So what happened in 1898? Why did Americans suddenly embrace a form of Imperialism so at odds with all that they stood for? According to most historians this was a “great aberration”: by 1898 the U.S. was a potential world power in need of foreign markets; the Navy, big business, politicians, and the press were eager to junk what they now damned as isolationism; an assertive mood had swept the country; and the Western frontier had closed. But whatever motives historians stress, most conclude that President McKinley, once he intervened in Cuba’s war of independence against Spain, took the occasion to annex overseas colonies initiate 15 years of Yankee imperialism until Woodrow Wilson put us back on track.

But 1898 could not mark the end of Isolationism, because the U.S. had never been isolationist. Nor was overseas expansion anything new: the U.S. had purchased Alaska, bid for Samoa, and aggressively pursued commerce in Asia. Nor did U.S. exports, which were booming, require new markets. Nor, finally, were many Americans troubled by their little island empire as a moral issue—the leaders of the Progressive Movement and Protestant churches were eager to redeem colonial peoples from Spanish obscurantism.

In retrospect, the “great aberration” was really a culmination of trends that had been building up since the Civil War. America was now able to throw its naval weight around; Europe’s imperial powers were pressing against the edges of the American sphere in the Pacific and Caribbean; and reformers from Teddy Roosevelt and Herbert Croly to evangelist Josiah Strong all claimed that God had made America great for the purpose of uplifting other peoples.

The truly new and risky departure in 1898 was not colonialism, but moral progressivism! Americans abandoned their traditions when they went to war with Spain in the first place to save a damsel in distress. Still thinking of itself as a Promised Land, America chose also to be a Crusader State. With that, our New Testament traditions began to be written.

Wilsonianism

In 1898, Americans were swept away by militant self-righteousness into a crusade and then stuck around to export American values. Even Woodrow Wilson had applauded the Spanish American War and annexation of colonies. As President, he intervened in the Caribbean more often and with more firepower than did TR and Taft put together. He invaded Mexico twice in order, he said, to “teach the Mexicans to elect good men.” He also said that to base foreign policy on one’s self-interest was an insult to other nations and a disgrace to one’s own. Accordingly, when war broke out in 1914, he put his energy into trying to mediate a Peace Without Victory in the belief that it was America’s calling to crusade on behalf of democratic diplomacy.

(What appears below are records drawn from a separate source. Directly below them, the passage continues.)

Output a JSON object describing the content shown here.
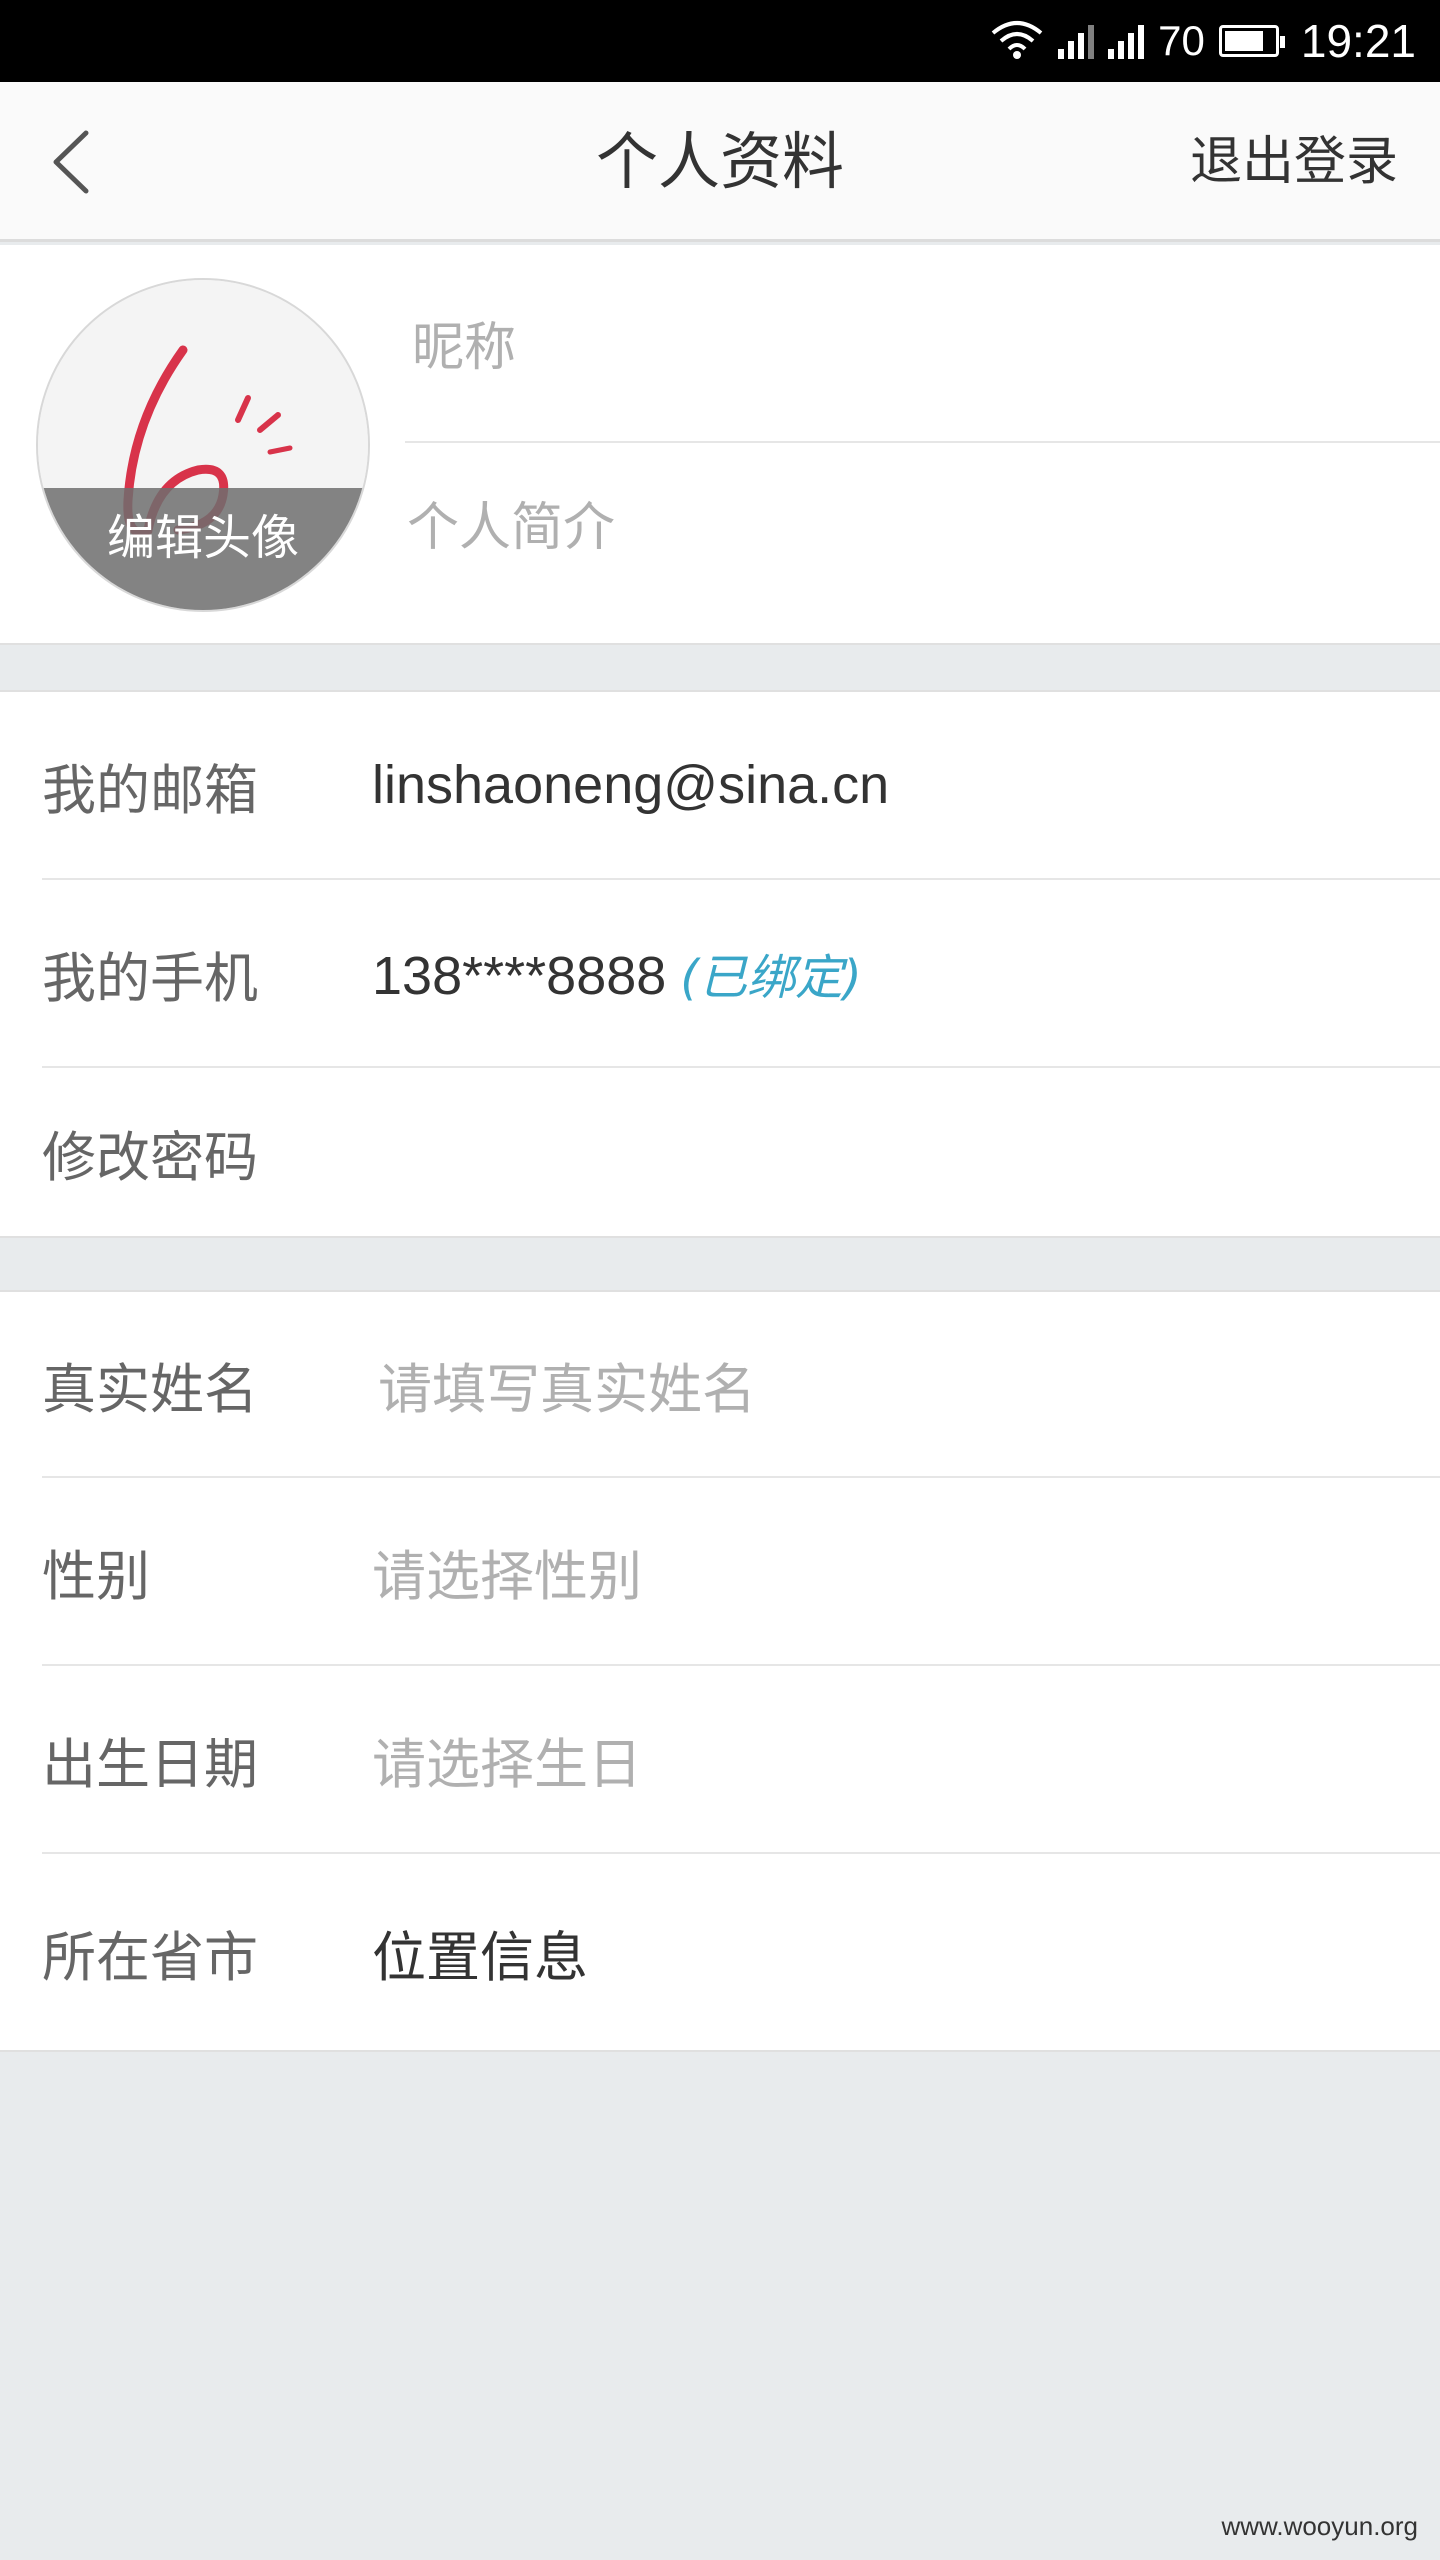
{
  "status_bar": {
    "battery_level": "70",
    "time": "19:21"
  },
  "header": {
    "title": "个人资料",
    "logout_label": "退出登录"
  },
  "profile": {
    "avatar_edit_label": "编辑头像",
    "nickname_placeholder": "昵称",
    "bio_placeholder": "个人简介"
  },
  "account": {
    "email_label": "我的邮箱",
    "email_value": "linshaoneng@sina.cn",
    "phone_label": "我的手机",
    "phone_value": "138****8888",
    "phone_bound": "(已绑定)",
    "password_label": "修改密码"
  },
  "personal": {
    "realname_label": "真实姓名",
    "realname_placeholder": "请填写真实姓名",
    "gender_label": "性别",
    "gender_placeholder": "请选择性别",
    "birthday_label": "出生日期",
    "birthday_placeholder": "请选择生日",
    "location_label": "所在省市",
    "location_value": "位置信息"
  },
  "watermark": "www.wooyun.org",
  "colors": {
    "accent": "#3aa6c8",
    "background": "#e8ebed",
    "status_bar": "#000000"
  },
  "icons": {
    "back": "chevron-left-icon",
    "wifi": "wifi-icon",
    "signal": "signal-icon",
    "battery": "battery-icon"
  }
}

When the belligerents spurned his call for peace and the Germans multiplied their outrages, Wilson finally made the hard decision for war, but only because he persuaded himself that it was a moral act: that is, precisely the opposite definition of Exceptionalism from the one the Founding Fathers endorsed. He would go to war to end war everywhere. He would teach the Germans to elect good men just as he tried to teach the Mexicans. He would create a League of all Nations modeled on his abortive Pan American League of 1913.

Wilsonianism was not slain by Isolationists until it was resurrected by Franklin Roosevelt after Pearl Harbor. The Republican internationalist administrations of the 1920s endorsed such Wilsonian goals as disarmament, collective security, self-determination, and the Open Door, and thanks to the diplomacy of Secretary of State Charles Evans Hughes and Secretary of Commerce Herbert Hoover, the U.S. achieved far more than Wilson did in stabilizing Europe and Asia. What hurled the U.S. into its deep Isolation in the 1930s were the effects of the Great Depression, the Neutrality Acts of the Democratic Congress, and the eager support for them of FDR, at least until 1938.

Of course, after Pearl Harbor the Roosevelt administration instantly embraced Wilsonianism, if only because America had no other banner under which to wage world war. But thanks to Joseph Stalin, Wilsonianism failed a second time as a blueprint for world order. If Unilateralism had been discredited by Versailles, the Depression, Munich, and Pearl Harbor, the deadlock with the Soviets at the UN meant that Wilsonianism was no guide for America’s place in the world either.

Containment

The Truman administration came up with a new tradition, Containment, to convince the American people to wage another dangerous contest with another aggressive dictator. The Truman Doctrine passed the Senate by a margin of 3:1, the Marshall Plan by 4:1, NATO by 6:1, and support for the Korean War by 10:1. This was not all the result of anticommunist hysteria, though that played its part. Containment was in fact not such a sharp break with the past after all, but meshed well with the previous traditions. It was based on the premise that the nation’s Liberty at home was under assault by a global conspiracy that reached into American labor unions, government agencies, schools, churches, Hollywood, even atomic facilities.

Nor did Containment necessarily violate Unilateralism, for whereas the U.S. now made alliances all over the map, it was clearly the boss of them and so retained its freedom of action. Containment meshed well with Progressive Imperialism since it justified projecting American power across the oceans and made parts of the world into virtual protectorates. It did excellent duty on behalf of Expansionism in that it opposed both the communist and European colonial empires and opened up half the world to American enterprise. Containment even honored Wilsonianism insofar as it served liberal values and worked through the UN when possible. Finally, global anticommunism amounted to a veritable religious war for many millions of Americans, both secular and sectarian.[3] It was a foreign policy expression of the American civil religion even more fervent and un-conflicted than Wilson’s war to end war had been.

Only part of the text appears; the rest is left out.